EC: Interesting concept!
I can certainly testify to the benefits of nasal breathing. There are MANY reported benefits, I urge everyone to try it if they don't already. search "nose breathing" on Google, Yahoo!, etc... Even wikipedia's page seems to agree.
Nose breathing reduced my asthma-like symptoms considerably. About 8 years ago I was diagnosed with allergy related asthma. I ignored the symptoms for about 6 years as they were mild. They worsened, and I had to use an inhaler every day to control the coughing. This year, I noticed that when I laughed, sang, yelled or became stressed, talked too much (I am a teacher), I would cough. I knew my doctor would just give me more asthma drugs, so I began to research alternative treatments on the internet. I came up with the Buyteko program which requires an hour a day of breathing exercises and changing to nose breathing from mouth breathing. As I do not have an hour a day to practice specialized breathing exercises, I utilized what I could: In June of this year (2007), I became a nose breather. It was tricky at first. I had to learn to shorten my sentences and inhale only through my nose. I naturally exhale through my mouth slowly as I speak. This is okay. No deep breathes in or out through the mouth. No deep breathes in through the nose either. To prevent mouth breathing at night, in accordance with the Buyteko program, I tape my mouth with cheap masking tape. It took 3 months, but I have no asthma-like symptoms. I can laugh, shout, get excited or stresed and sing.
It has been over a months since I have used an inhaler.

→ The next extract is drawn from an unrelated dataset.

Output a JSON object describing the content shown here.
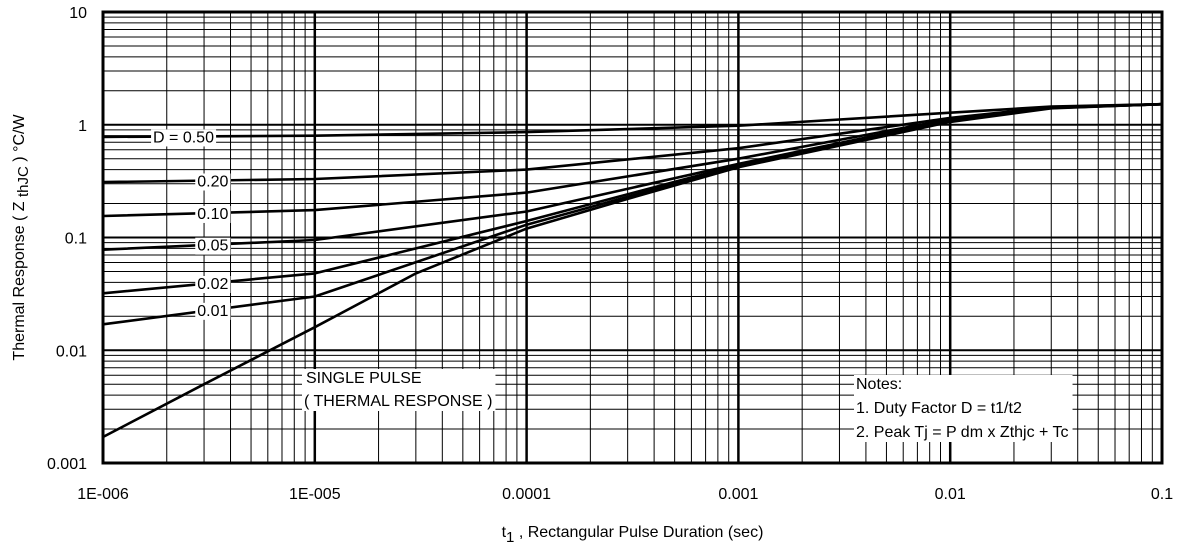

Slow breathing is not quite a remedy but it is definitely a natural method and I'm surprised it's not yet on your site. It has completely solved my hypertension problem and it's also ideal for relaxation, stress and anxiety relief and much more. You can even use it for panic attacks. I use a method of slow breathing combined with music that is so relaxing and enjoyable.
I read about a machine that you can pay a lot if money for, which helps lower your blood pressure by a breathing technique. I learned this Yoga breathing technique which does the same thing. Breath in, (through nose) half way..12345, hold...12345, breath in rest of way...12345, hold..1-5, Breath out half way through lips, 1-5, hold...1-5, finish emptying lungs as slowly as possible through pursed lips. Do 8 rounds of this. 8 is the Chinese lucky number. It is also the symbol for infinity when turned sideways. The object is to take longer on the exhale than on the inhale. I find that I can lower my BP quite a bit with this method.